Curiosamente, estamos em plenas
férias escolares e no JN encontra-se uma peça sobre algo que muitas vezes aqui
tenho abordado, o tempo que as crianças passam na escola.
De uma forma geral, os
participantes no trabalho entendem que o tempo passado na escola é excessivo e,
também consensualmente, as opiniões inclinam-se para a necessidade de
diversificar as actividades desenvolvidas durante o tempo passado na escola.
Sabemos como os estilos de vida
actuais colocam graves dificuldades às famílias para assegurarem a guarda das
crianças em horários não escolares. A resposta tem sido prolongar a estadia dos
miúdos nas instituições escolares alimentando o que considero um equívoco, o
estabelecimento de uma visão de “Escola a tempo inteiro” em vez de “Educação a
tempo inteiro”.
Para além da reflexão sobre o que
acontece nesse tempo e tal como se verifica noutros países, seria imperioso que
se alterassem aspectos como a organização do trabalho, verificada em muitos
países, que minimizassem as reais dificuldades das famílias recorrendo, por
exemplo e quando possível, a tele-trabalho ou à diferenciação nos horários de
trabalho que em alguns sectores e profissões é possível.
Acontece que de acordo com o que
está definido legalmente a estadia na escola dos alunos no ensino básico pode atingir bem mais de 40 horas semanais se os pais necessitarem,
considerando horário curricular, AEC e componente de apoio à família.
É preciso o um esforço enorme, equipamentos e recursos humanos qualificados para que não se corra o risco de transformar a
escola numa “overdose” asfixiante para muitos miúdos.
É verdade que existem boas
práticas neste universo mas também todos conhecemos situações em que existe a
dificuldade óbvia e esperada de encontrar recursos humanos com experiência e
formação em trabalho não curricular. Acresce que boa parte das escolas, como é
natural, têm os seus espaços estruturados (e por vezes saturados) sobretudo para salas de aula. Espaços
para prática de actividades desportivas ou de ar livre, expressivas,
biblioteca, auditórios, etc., etc., a existirem dificilmente poderão ser
suficientes para uma ocupação da população escolar alternativa à sala de aula. Esta questão é também relevante no que respeita à qualidade e adequação da resposta a alunos com necessidades especiais.
Este obstáculo acaba por resultar
na réplica de actividades de natureza escolar com baixo ou nulo benefício e um
risco a prazo de desmotivação, no mínimo.

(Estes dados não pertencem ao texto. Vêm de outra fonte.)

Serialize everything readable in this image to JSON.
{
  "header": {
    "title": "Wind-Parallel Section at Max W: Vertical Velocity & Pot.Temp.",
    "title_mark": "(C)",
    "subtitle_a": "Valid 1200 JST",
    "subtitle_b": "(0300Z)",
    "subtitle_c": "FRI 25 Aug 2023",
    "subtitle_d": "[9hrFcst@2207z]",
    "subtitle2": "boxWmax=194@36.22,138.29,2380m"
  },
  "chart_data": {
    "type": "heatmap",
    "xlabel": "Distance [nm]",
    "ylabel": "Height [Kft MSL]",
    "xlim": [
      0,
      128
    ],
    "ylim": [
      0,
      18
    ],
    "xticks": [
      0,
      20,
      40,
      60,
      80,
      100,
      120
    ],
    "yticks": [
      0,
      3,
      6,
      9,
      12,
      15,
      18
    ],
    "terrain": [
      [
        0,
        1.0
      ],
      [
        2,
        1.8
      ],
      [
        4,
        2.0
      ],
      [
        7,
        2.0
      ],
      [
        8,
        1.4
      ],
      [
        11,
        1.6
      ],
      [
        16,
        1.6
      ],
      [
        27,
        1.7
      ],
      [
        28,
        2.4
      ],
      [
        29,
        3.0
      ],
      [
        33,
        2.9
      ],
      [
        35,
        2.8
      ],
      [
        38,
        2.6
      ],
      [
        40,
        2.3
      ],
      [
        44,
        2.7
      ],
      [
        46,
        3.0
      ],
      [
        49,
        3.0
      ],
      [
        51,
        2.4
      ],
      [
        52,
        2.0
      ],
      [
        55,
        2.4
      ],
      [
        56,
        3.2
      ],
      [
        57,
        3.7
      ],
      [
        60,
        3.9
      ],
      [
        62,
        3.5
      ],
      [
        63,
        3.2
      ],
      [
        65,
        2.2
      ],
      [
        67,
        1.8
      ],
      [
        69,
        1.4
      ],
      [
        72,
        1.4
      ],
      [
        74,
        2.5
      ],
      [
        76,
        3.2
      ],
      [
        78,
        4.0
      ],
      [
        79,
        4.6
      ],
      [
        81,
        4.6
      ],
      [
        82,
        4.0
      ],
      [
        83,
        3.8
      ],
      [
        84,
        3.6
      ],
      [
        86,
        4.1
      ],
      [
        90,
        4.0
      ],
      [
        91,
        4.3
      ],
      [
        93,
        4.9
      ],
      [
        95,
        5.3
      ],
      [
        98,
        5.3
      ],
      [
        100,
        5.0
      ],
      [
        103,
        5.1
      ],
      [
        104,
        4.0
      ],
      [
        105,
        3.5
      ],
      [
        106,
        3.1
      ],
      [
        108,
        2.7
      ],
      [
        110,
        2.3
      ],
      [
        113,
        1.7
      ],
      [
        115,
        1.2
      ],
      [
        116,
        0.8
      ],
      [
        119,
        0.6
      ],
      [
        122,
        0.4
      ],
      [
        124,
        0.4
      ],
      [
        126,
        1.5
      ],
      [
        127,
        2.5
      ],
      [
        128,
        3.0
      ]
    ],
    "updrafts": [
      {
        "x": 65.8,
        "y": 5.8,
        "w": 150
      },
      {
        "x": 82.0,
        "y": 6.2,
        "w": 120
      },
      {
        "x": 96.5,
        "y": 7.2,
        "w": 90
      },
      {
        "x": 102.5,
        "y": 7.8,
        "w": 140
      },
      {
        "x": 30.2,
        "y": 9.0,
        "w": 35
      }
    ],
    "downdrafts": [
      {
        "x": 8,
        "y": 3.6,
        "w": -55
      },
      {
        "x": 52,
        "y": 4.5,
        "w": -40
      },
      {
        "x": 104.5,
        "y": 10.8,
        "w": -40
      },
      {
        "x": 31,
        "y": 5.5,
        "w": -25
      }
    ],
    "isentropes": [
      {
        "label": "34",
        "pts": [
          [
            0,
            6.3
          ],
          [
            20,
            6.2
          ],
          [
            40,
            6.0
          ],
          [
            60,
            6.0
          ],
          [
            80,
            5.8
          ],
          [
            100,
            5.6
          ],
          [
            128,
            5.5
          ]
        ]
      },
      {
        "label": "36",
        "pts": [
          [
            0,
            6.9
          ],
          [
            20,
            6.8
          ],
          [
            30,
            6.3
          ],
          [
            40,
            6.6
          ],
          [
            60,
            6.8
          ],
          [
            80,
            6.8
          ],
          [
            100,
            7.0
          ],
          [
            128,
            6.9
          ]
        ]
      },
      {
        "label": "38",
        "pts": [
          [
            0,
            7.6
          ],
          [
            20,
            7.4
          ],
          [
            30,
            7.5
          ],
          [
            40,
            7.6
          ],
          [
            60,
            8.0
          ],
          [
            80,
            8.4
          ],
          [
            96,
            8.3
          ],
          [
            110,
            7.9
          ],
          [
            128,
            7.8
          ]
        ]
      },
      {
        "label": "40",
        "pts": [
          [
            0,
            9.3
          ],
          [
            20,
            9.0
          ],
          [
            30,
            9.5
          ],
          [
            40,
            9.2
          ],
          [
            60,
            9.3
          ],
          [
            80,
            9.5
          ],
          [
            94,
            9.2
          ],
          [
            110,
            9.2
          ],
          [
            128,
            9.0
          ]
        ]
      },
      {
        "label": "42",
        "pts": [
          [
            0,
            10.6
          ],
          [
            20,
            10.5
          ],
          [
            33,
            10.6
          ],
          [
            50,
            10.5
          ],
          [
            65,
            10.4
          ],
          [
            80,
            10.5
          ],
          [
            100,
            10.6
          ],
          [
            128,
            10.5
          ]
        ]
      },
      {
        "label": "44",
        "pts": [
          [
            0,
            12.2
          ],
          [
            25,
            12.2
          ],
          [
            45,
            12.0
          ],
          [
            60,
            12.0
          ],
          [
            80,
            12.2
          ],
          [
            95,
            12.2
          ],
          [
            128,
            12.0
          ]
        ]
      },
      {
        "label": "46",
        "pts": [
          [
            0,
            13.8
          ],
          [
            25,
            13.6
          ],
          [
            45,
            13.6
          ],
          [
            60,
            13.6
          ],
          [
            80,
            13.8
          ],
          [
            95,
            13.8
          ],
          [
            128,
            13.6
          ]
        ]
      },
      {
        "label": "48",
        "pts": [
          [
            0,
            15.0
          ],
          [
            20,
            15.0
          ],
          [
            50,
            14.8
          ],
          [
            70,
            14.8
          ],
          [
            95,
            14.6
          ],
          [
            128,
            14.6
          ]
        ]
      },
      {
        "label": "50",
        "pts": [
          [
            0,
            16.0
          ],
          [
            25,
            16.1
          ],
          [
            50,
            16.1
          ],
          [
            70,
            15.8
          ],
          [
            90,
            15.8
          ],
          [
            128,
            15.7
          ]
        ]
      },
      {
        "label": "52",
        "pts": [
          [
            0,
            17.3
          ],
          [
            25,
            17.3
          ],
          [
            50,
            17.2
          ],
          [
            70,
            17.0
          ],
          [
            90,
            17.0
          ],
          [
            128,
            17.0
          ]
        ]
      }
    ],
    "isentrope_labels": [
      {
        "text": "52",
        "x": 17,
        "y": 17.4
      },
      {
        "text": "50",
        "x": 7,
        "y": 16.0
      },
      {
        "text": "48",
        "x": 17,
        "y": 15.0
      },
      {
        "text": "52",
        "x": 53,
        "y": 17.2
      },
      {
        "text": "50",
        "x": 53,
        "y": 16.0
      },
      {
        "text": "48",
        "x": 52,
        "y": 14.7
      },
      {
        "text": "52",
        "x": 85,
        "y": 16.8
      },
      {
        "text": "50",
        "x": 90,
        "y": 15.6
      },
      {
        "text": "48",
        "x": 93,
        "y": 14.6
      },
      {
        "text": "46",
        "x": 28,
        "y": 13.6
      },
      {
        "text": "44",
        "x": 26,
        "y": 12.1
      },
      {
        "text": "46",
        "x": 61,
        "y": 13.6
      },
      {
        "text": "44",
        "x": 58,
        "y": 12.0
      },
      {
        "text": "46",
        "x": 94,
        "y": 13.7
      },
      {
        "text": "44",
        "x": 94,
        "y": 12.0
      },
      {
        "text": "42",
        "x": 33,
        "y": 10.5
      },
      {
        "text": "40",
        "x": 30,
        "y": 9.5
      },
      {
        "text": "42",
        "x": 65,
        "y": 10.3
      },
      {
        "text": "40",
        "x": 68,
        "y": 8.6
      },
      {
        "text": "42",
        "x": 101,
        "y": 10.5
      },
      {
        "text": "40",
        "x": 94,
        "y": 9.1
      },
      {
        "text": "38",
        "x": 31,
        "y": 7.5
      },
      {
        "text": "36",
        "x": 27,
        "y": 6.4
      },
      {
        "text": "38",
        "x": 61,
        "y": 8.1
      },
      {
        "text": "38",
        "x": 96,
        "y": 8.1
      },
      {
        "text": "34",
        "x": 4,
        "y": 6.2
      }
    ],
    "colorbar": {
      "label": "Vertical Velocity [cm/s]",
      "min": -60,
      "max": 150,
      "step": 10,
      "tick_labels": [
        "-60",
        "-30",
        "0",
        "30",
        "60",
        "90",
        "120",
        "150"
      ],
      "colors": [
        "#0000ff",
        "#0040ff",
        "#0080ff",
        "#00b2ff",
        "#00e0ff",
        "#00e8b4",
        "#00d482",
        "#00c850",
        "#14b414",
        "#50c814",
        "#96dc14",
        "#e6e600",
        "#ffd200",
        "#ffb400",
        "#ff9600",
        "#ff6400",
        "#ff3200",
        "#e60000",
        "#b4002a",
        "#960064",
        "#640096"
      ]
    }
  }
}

Por outro lado, tanto quanto o
tempo excessivo de estadia na escola merece reflexão o risco e as implicações
da natureza muitas vezes “disciplinarizada” desse trabalho, ou seja, organizado
por tempos, de forma rígida próxima do currículo escolar.
A enorme latitude de práticas que
se encontra actualmente, desde o muito bom ao muito mau, sustenta que também
neste aspecto os dispositivos de regulação devam ser robustos e eficientes.
Recordo que em muitas circunstâncias as AEC são desenvolvidas por entidades
externas à escola pelo que importa assegurar a responsabilidade da escola e a
sua autonomia.
Na verdade, embora compreendendo
a necessidade da resposta seria desejável que, tanto quanto possível se minimizasse
o risco de em vez de tentarmos estruturar um espaço que seja educativo a tempo
inteiro com qualidade, preenchido na escola ou em espaços e equipamentos da
comunidade, assistirmos à definição de uma pesada agenda de actividades que
motiva situações de relação turbulenta e reactiva com a escola.
Ao escrever estas notas lembrei-me que em 2007 participei num debate sobre as AEC na Vidigueira em que uma professora
presente referiu um episódio elucidativo. Nesse ano e na sua escola tinha sido preparado um espaço para as crianças jogarem futebol. Um dos seus alunos fez a
seguinte observação. “Quando eu tinha tempo para brincar não tinha um campo.
Agora tenho um campo e não tenho tempo para jogar”.
Os miúdos andavam mal habituados
é o que é. Então a escola é sítio para jogar à bola mesmo havendo campo? Não, a
escola é para trabalhar. No mínimo, 7 horas por dia. No mínimo.